David Barton ‘Appalled’ By The South’s Civil War Revisionist History, Likens Confederate Army To ISIS

David Barton, a Religious Right activist often hailed as the movement’s premier historian, has a habit of promoting wildly revisionist history (including about his own life) to an enthusiastic conservative audience. So we were somewhat surprised today when Barton delivered a forceful condemnation of revisionist history about the cause of the Civil War.

On his “WallBuilders Live” radio program today, Barton took a question from a listener on the controversy over the Confederate flag and the idea that the Civil War was really fought over the principle of states’ rights and not the issue of slavery.

Barton outright rejected this sort of “revision of history” and spent more than ten minutes explaining that the Civil War was explicitly fought over the issue of slavery, as he declared that it appalls him to see schools named after Confederate generals like Nathan Bedford Forrest and compared the actions of Confederate soldiers to ISIS.

“It was not about states’ rights,” Barton said. “It was about slavery.”
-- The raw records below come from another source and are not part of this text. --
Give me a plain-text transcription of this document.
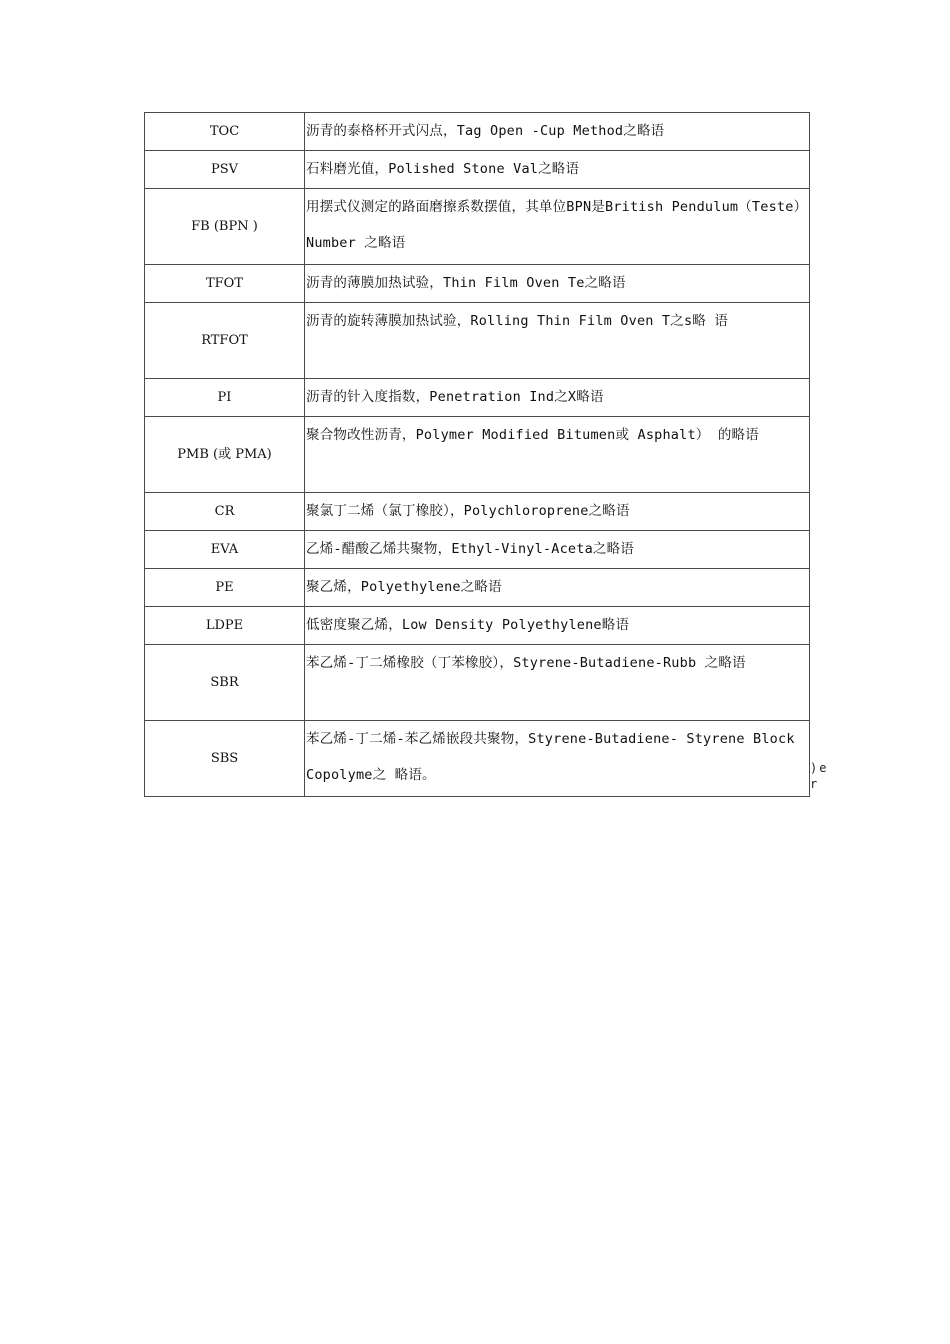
TOC	沥青的泰格杯开式闪点，Tag Open -Cup Method之略语

PSV	石料磨光值，Polished Stone Val之略语

FB (BPN )	用摆式仪测定的路面磨擦系数摆值，其单位BPN是British Pendulum（Teste）Number 之略语

TFOT	沥青的薄膜加热试验，Thin Film Oven Te之略语

RTFOT	沥青的旋转薄膜加热试验，Rolling Thin Film Oven T之s略 语

PI	沥青的针入度指数，Penetration Ind之X略语

PMB (或 PMA)	聚合物改性沥青，Polymer Modified Bitumen或 Asphalt） 的略语

CR	聚氯丁二烯（氯丁橡胶），Polychloroprene之略语

EVA	乙烯-醋酸乙烯共聚物，Ethyl-Vinyl-Aceta之略语

PE	聚乙烯，Polyethylene之略语

LDPE	低密度聚乙烯，Low Density Polyethylene略语

SBR	苯乙烯-丁二烯橡胶（丁苯橡胶），Styrene-Butadiene-Rubb 之略语

SBS	苯乙烯-丁二烯-苯乙烯嵌段共聚物，Styrene-Butadiene- Styrene Block Copolyme之 略语。	)e
r
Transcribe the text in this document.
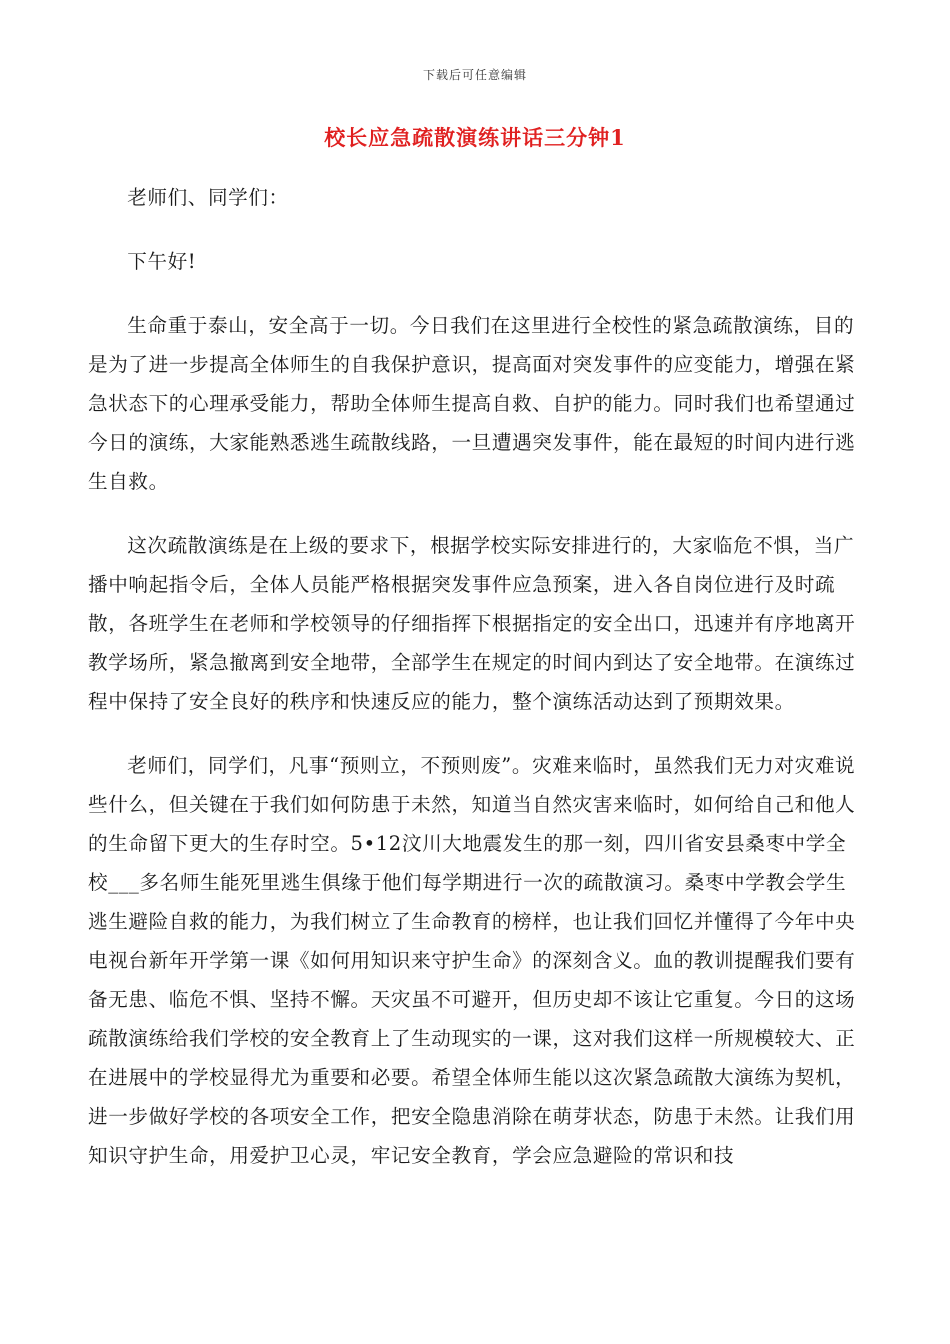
下载后可任意编辑
校长应急疏散演练讲话三分钟1

老师们、同学们：

下午好!

生命重于泰山，安全高于一切。今日我们在这里进行全校性的紧急疏散演练，目的是为了进一步提高全体师生的自我保护意识，提高面对突发事件的应变能力，增强在紧急状态下的心理承受能力，帮助全体师生提高自救、自护的能力。同时我们也希望通过今日的演练，大家能熟悉逃生疏散线路，一旦遭遇突发事件，能在最短的时间内进行逃生自救。

这次疏散演练是在上级的要求下，根据学校实际安排进行的，大家临危不惧，当广播中响起指令后，全体人员能严格根据突发事件应急预案，进入各自岗位进行及时疏散，各班学生在老师和学校领导的仔细指挥下根据指定的安全出口，迅速并有序地离开教学场所，紧急撤离到安全地带，全部学生在规定的时间内到达了安全地带。在演练过程中保持了安全良好的秩序和快速反应的能力，整个演练活动达到了预期效果。

老师们，同学们，凡事“预则立，不预则废”。灾难来临时，虽然我们无力对灾难说些什么，但关键在于我们如何防患于未然，知道当自然灾害来临时，如何给自己和他人的生命留下更大的生存时空。5•12汶川大地震发生的那一刻，四川省安县桑枣中学全校___多名师生能死里逃生俱缘于他们每学期进行一次的疏散演习。桑枣中学教会学生逃生避险自救的能力，为我们树立了生命教育的榜样，也让我们回忆并懂得了今年中央电视台新年开学第一课《如何用知识来守护生命》的深刻含义。血的教训提醒我们要有备无患、临危不惧、坚持不懈。天灾虽不可避开，但历史却不该让它重复。今日的这场疏散演练给我们学校的安全教育上了生动现实的一课，这对我们这样一所规模较大、正在进展中的学校显得尤为重要和必要。希望全体师生能以这次紧急疏散大演练为契机，进一步做好学校的各项安全工作，把安全隐患消除在萌芽状态，防患于未然。让我们用知识守护生命，用爱护卫心灵，牢记安全教育，学会应急避险的常识和技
As Barton explained, the documents written and speeches given by those who supported secession regularly cited the preservation of slavery as the primary factor. The idea that the Civil War was fought to protect states’ rights, Barton said, is absurd considering that the Confederate constitution explicitly prohibited states from abolishing slavery.

“It was not about states’ rights, it was about slavery,” Barton said. “What we’ve seen as a result of this is a lot of revision of history. And today, it literally appalls me to see that throughout the south, they still have elementary schools named after Nathan Bedford Forrest, who was one of the great Confederate generals in the Civil War. But you know, Nathan Bedford Forrest was also the founder of the Ku Klux Klan … We’ve got elementary schools named after a great murderer?”

Barton went on to praise the removal of the Confederate flag from outside the South Carolina capitol and elsewhere, saying that those who fly it and defend it “know nothing” about its history or the “values” it represented.

To make his case, Barton cited the massacre at Fort Pillow, in which Bedford’s Confederate troops ruthlessly murdered hundreds of surrendering black Union soldiers.

“When the blacks surrendered, when Union forces surrendered, having surrendered, they slaughtered them on the spot,” Barton said. “I mean, ISIS-like atrocities: they skinned ’em, they burned them alive, the buried ’em, they drowned ’em, the drug ’em, they hung ’em. These were guys who surrendered, they were prisoners of war. The Confederacy had a standing order that any black that you capture is to be killed on the spot. That’s not similar values to the north, we’re not talking the same value base here.”

Barton went on to liken Confederate prisoner of war camps for Union soldiers to Nazi death camps as he revealed that of all the official prayer proclamations that he collects for this library, he will not accept any Confederate proclamations from the likes of Jefferson Davis “because what they were praying for to God is like ISIS praying.”

“Look at the pictures, read the accounts,” Barton said. “Read what happened to blacks, read the hearings in Congress on the various things that were done to blacks. It’s not human. It’s what Germans did to Jews, saying ‘Well, they aren’t human, we can do this to them.'”

Barton said that he realizes that lots of Confederate leaders and soldiers were strong Christians “but that doesn’t mean what they fought for was right … The bottom line is you judge a tree by its fruits and the states’ right they fought to preserve was that of keeping blacks as non-people, as non-humans and they treated blacks and they treated Union soldiers in that manner and that’s just unacceptable.”

We look forward to folks like Todd Starnes now relentless attacking Barton for engaging in “cultural cleansing.”